On 27 Feb 2012, at 13:31, Diane Hillmann wrote:
> On Mon, Feb 27, 2012 at 5:25 AM, Owen Stephens <[log in to unmask]> wrote:
> providers provide such intermediate pages (arxiv.org, for instance). The
> other issue driving providers towards intermediate pages is that it allows
> them to continue to derive statistics from usage of their materials, which
> direct access URIs and multiple web caches don't. For providers dependent
> on external funding, this is a biggie.
Definitely proof of use is a big issue - and one I've seen in other scenarios (for example, Museum's discussing whether to open up access to collections online) although it really feels like the tail wagging the dog. However, if this is *the* key issue for repositories then it would be good to look at alternative approaches - for example it would be possible to provide an API back from services with usage stats per paper/URI, or possibly simply pass on 'clicks' when a cached paper is accessed.
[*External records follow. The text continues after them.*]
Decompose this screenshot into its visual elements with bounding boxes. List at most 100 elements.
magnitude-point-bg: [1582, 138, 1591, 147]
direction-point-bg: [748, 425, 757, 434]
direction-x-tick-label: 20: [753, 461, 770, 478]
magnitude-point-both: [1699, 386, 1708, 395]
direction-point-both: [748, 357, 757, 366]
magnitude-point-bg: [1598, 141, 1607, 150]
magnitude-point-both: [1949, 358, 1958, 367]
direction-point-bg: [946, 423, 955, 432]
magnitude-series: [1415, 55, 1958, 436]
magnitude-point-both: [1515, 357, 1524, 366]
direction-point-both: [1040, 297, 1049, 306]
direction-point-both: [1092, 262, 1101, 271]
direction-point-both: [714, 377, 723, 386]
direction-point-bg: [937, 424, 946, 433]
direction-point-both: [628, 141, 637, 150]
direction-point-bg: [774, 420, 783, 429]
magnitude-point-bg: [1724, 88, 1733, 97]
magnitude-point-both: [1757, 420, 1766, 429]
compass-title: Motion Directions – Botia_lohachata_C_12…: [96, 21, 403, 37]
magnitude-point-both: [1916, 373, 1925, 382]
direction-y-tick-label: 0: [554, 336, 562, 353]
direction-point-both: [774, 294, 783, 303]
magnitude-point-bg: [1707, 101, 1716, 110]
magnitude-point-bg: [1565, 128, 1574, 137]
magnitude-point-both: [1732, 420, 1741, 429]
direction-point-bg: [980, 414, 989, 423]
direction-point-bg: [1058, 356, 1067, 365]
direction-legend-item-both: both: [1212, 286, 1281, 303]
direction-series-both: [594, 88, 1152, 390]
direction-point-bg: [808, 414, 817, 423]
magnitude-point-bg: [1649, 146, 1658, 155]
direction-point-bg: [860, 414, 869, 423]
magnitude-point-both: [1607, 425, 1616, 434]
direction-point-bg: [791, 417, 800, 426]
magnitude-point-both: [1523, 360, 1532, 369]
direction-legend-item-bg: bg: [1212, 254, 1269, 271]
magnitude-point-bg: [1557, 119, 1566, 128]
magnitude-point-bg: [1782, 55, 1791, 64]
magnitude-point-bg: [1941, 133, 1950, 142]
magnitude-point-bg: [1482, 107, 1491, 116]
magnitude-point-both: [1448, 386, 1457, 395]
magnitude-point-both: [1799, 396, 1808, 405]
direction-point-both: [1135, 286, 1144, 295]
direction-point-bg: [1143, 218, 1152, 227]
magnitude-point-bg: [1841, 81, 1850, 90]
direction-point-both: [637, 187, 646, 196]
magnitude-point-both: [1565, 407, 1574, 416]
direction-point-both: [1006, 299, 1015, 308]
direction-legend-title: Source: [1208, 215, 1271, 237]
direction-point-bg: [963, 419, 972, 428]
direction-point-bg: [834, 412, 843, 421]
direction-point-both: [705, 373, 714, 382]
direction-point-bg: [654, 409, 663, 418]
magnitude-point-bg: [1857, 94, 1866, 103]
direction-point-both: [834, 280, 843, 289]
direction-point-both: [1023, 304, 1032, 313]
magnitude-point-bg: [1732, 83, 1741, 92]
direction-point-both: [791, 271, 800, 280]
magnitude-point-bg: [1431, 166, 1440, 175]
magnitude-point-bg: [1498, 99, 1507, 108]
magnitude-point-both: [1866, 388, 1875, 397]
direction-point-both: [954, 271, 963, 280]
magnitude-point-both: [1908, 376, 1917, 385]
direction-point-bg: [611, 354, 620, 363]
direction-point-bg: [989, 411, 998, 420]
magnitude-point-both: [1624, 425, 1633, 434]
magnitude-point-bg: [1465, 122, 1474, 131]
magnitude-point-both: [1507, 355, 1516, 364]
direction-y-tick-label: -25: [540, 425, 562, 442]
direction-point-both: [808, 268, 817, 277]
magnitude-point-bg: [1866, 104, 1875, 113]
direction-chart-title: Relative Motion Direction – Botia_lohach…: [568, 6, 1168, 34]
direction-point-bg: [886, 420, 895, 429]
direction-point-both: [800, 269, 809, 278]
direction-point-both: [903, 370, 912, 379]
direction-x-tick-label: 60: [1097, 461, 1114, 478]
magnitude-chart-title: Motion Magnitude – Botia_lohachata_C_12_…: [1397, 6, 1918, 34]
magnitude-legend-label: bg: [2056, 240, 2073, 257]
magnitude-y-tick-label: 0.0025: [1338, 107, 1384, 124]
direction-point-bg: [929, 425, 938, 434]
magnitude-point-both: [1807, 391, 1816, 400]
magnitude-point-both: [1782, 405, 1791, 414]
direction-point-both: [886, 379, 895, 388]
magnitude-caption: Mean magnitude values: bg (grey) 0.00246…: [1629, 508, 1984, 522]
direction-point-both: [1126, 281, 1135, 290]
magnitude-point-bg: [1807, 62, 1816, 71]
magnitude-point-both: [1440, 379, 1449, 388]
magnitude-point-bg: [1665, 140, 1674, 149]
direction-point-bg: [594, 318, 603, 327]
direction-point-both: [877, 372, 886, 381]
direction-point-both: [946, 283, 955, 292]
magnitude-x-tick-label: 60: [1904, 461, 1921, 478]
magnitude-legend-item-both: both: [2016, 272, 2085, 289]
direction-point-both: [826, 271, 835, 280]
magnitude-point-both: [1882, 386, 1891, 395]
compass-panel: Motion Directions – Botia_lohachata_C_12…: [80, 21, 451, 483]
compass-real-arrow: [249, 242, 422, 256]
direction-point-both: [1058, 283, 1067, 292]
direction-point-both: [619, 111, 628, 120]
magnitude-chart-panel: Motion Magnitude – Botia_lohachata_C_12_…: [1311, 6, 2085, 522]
I realise that this depends on cooperation of the third party, and you aren't going to always get this - but then, get perfection when tracking use is never going to happen. Perhaps we need to both be more robust in justifying open access as part of a public good mission (otherwise you could just leave it to the publishers?) and consider the question of measuring and reporting impact of offering papers in repositories in a more sophisticated way.
On the otherhand, it may be that repository managers/institutions have other reasons for not wanting the full-text to be directly accessed - e.g. they believe that it would be against some of the terms and conditions set by publishers regarding self-archiving (or seen to be encouraging others to break the T&C?).